Overheidsinitiatieven die erop gericht zijn kwetsbare burgers zich meer thuis te laten voelen in hun buurt, werken niet en hebben soms zelfs een averechts effect, ontdekte sociologe Fenneke Wekker. ‘Niemand kan zich bij iedereen thuis voelen.’
Hoe bent u geïnteresseerd geraakt in het gevoel van thuis?
‘Voordat ik de wetenschap in ging, was ik toneelschrijfster. Wat mij interesseert aan thuisgevoel is de tragiek ervan, het drama, het conflict. Iedereen wil zich thuis voelen. Toch gaat dat gevoel vaak gepaard met nostalgie, dreigend verlies, en de angst er niet volledig bij te horen.

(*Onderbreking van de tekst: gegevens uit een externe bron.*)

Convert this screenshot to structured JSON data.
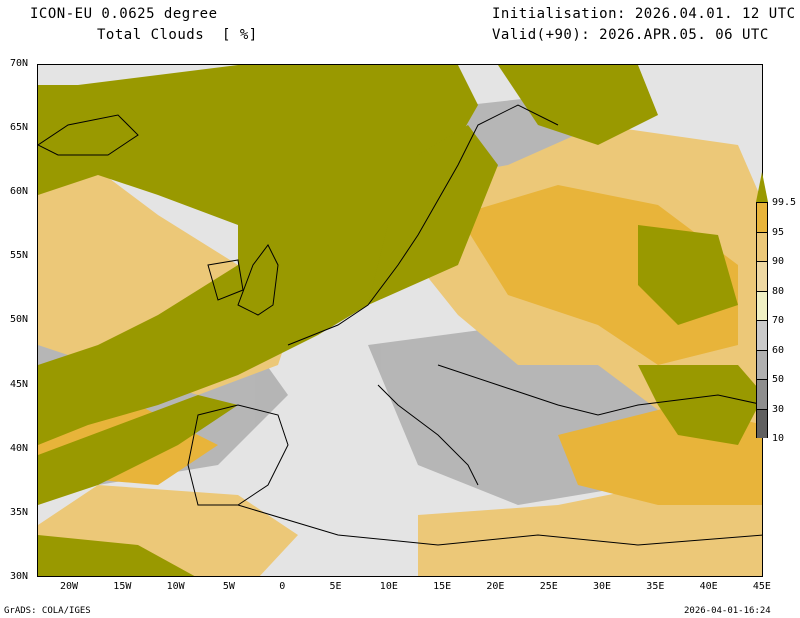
{
  "header": {
    "model": "ICON-EU 0.0625 degree",
    "field": "Total Clouds  [ %]",
    "init": "Initialisation: 2026.04.01. 12 UTC",
    "valid": "Valid(+90): 2026.APR.05. 06 UTC"
  },
  "lat_labels": [
    "70N",
    "65N",
    "60N",
    "55N",
    "50N",
    "45N",
    "40N",
    "35N",
    "30N"
  ],
  "lon_labels": [
    "20W",
    "15W",
    "10W",
    "5W",
    "0",
    "5E",
    "10E",
    "15E",
    "20E",
    "25E",
    "30E",
    "35E",
    "40E",
    "45E"
  ],
  "colorbar": {
    "labels": [
      "99.5",
      "95",
      "90",
      "80",
      "70",
      "60",
      "50",
      "30",
      "10"
    ],
    "colors": [
      "#999900",
      "#e8b43a",
      "#ecc878",
      "#eed8a2",
      "#f0f0c4",
      "#cacaca",
      "#b0b0b0",
      "#8e8e8e",
      "#606060"
    ]
  },
  "footer": {
    "left": "GrADS: COLA/IGES",
    "right": "2026-04-01-16:24"
  }
}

Ik kom uit een gemengde familie met een Nederlandse moeder en een Surinaamse vader. Daardoor had ik als kind al snel door dat het cultureel bepaald is wat het betekent om je thuis te voelen. Een fenomeen dat aan de ene kant heel persoonlijk lijkt, is tegelijkertijd sociaal ingegeven. Mijn thuisgevoel als vrouw, bijvoorbeeld, is anders dan dat van een man. Iemands huidskleur, of iemand psychische problemen heeft en of iemand zich veilig voelt in haar huis spelen allemaal een belangrijke rol. Of je je thuis voelt, wordt mede bepaald door jouw sociale positie. Het is een sociologische vraag.’

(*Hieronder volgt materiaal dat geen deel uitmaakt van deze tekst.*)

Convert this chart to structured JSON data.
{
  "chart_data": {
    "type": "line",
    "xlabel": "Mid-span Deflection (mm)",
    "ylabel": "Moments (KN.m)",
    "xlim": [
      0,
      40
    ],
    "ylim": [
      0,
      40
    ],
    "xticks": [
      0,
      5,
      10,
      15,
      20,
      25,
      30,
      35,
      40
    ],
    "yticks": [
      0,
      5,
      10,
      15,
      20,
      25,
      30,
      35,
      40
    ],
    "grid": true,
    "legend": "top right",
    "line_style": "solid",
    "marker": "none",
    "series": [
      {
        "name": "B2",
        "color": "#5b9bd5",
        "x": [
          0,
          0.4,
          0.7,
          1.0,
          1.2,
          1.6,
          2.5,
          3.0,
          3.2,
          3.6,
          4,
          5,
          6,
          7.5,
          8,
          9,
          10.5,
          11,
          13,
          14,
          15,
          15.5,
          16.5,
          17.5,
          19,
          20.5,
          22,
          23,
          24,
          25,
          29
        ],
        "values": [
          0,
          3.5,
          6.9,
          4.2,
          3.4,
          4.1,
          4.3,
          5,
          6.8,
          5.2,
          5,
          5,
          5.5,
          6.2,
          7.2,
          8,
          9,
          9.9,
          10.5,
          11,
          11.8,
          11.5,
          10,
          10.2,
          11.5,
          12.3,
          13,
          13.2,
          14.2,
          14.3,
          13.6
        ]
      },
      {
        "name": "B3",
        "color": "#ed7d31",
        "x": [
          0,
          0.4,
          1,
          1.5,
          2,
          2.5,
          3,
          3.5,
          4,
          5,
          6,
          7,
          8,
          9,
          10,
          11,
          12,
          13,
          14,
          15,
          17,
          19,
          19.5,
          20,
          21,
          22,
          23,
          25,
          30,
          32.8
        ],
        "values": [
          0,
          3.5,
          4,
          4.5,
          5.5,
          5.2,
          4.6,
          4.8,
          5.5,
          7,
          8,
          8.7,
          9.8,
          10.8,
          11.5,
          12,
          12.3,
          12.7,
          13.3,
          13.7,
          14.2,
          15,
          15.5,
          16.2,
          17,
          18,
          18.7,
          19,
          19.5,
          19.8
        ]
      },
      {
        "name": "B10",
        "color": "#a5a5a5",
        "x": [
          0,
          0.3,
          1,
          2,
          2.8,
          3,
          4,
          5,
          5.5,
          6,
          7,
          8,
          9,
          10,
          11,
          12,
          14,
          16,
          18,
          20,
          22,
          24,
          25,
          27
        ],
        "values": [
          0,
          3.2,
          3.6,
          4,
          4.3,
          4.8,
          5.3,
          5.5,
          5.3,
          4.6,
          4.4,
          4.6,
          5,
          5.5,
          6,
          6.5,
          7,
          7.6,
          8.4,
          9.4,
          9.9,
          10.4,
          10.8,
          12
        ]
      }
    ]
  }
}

Hoe heeft u het thuisgevoel van de mensen met wie u sprak onderzocht?
‘In mijn onderzoek kijk ik naar overheidsinterventies in verschillende buurten in Amsterdam waarbij maatschappelijke organisaties met steun van de overheid proberen het thuisgevoel van kwetsbare stadsbewoners te bevorderen. Voor veel mensen is het vanzelfsprekend dat zij zich thuis voelen. Op het moment dat je in een omgeving bent waarin jouw individuele manier van doen de normale manier is, lijkt het alsof thuisgevoel er niet toe doet. Als je je thuis voelt weet je niet waarom dat zo is.
Juist mensen die niet normaal worden gevonden, mensen met een andere culturele achtergrond, mensen met een andere huidskleur dan wit, mensen die door psychische problemen kwetsbaar zijn, weten waarom ze zich niet thuis voelen. Als je je niet thuis voelt kun je dat veel beter uitleggen dan als je je wel thuis voelt.

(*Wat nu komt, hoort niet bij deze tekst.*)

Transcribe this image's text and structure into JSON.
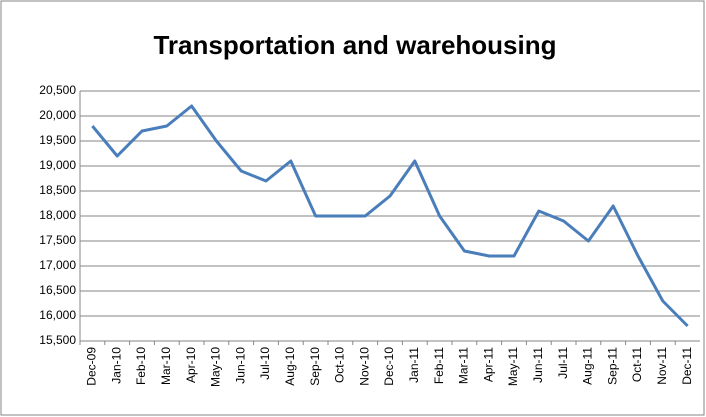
{
  "chart_data": {
    "type": "line",
    "title": "Transportation and warehousing",
    "categories": [
      "Dec-09",
      "Jan-10",
      "Feb-10",
      "Mar-10",
      "Apr-10",
      "May-10",
      "Jun-10",
      "Jul-10",
      "Aug-10",
      "Sep-10",
      "Oct-10",
      "Nov-10",
      "Dec-10",
      "Jan-11",
      "Feb-11",
      "Mar-11",
      "Apr-11",
      "May-11",
      "Jun-11",
      "Jul-11",
      "Aug-11",
      "Sep-11",
      "Oct-11",
      "Nov-11",
      "Dec-11"
    ],
    "values": [
      19800,
      19200,
      19700,
      19800,
      20200,
      19500,
      18900,
      18700,
      19100,
      18000,
      18000,
      18000,
      18400,
      19100,
      18000,
      17300,
      17200,
      17200,
      18100,
      17900,
      17500,
      18200,
      17200,
      16300,
      15800
    ],
    "color": "#4a7ebb",
    "ylim": [
      15500,
      20500
    ],
    "yticks": [
      {
        "value": 15500,
        "label": "15,500"
      },
      {
        "value": 16000,
        "label": "16,000"
      },
      {
        "value": 16500,
        "label": "16,500"
      },
      {
        "value": 17000,
        "label": "17,000"
      },
      {
        "value": 17500,
        "label": "17,500"
      },
      {
        "value": 18000,
        "label": "18,000"
      },
      {
        "value": 18500,
        "label": "18,500"
      },
      {
        "value": 19000,
        "label": "19,000"
      },
      {
        "value": 19500,
        "label": "19,500"
      },
      {
        "value": 20000,
        "label": "20,000"
      },
      {
        "value": 20500,
        "label": "20,500"
      }
    ],
    "grid": true
  }
}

Waarom wil de overheid dat wij ons thuis voelen?
‘Het idee is dat burgers zich verantwoordelijk moeten voelen voor hun omgeving, voor de buurt, het land en elkaar. Die verantwoordelijkheid zou bevorderd worden als mensen zich thuis voelen in hun buurt. Zo wil de overheid dat mensen met psychiatrische problemen en verstandelijke beperkingen een beroep doen op hun eigen netwerk voor steun. Ik heb een initiatief gevolgd waarin wordt geprobeerd deze mensen met elkaar in contact te brengen
Interventies om thuisgevoel te creëren zijn niet alleen bedoeld om mensen zich beter te laten voelen, maar vooral om ze minder afhankelijk te maken van de staat. ‘Eigen kracht’, ‘eigen regie’, ‘zelfredzaamheid’, die concepten zijn hand in hand gegaan met een terugtredende overheid. Wat Mark Rutte de participatiesamenleving noemt, is een bestuursmethode en een bezuinigingsmaatregel in één.’
U bent kritisch op de overheidsinterventies die u heeft bestudeerd.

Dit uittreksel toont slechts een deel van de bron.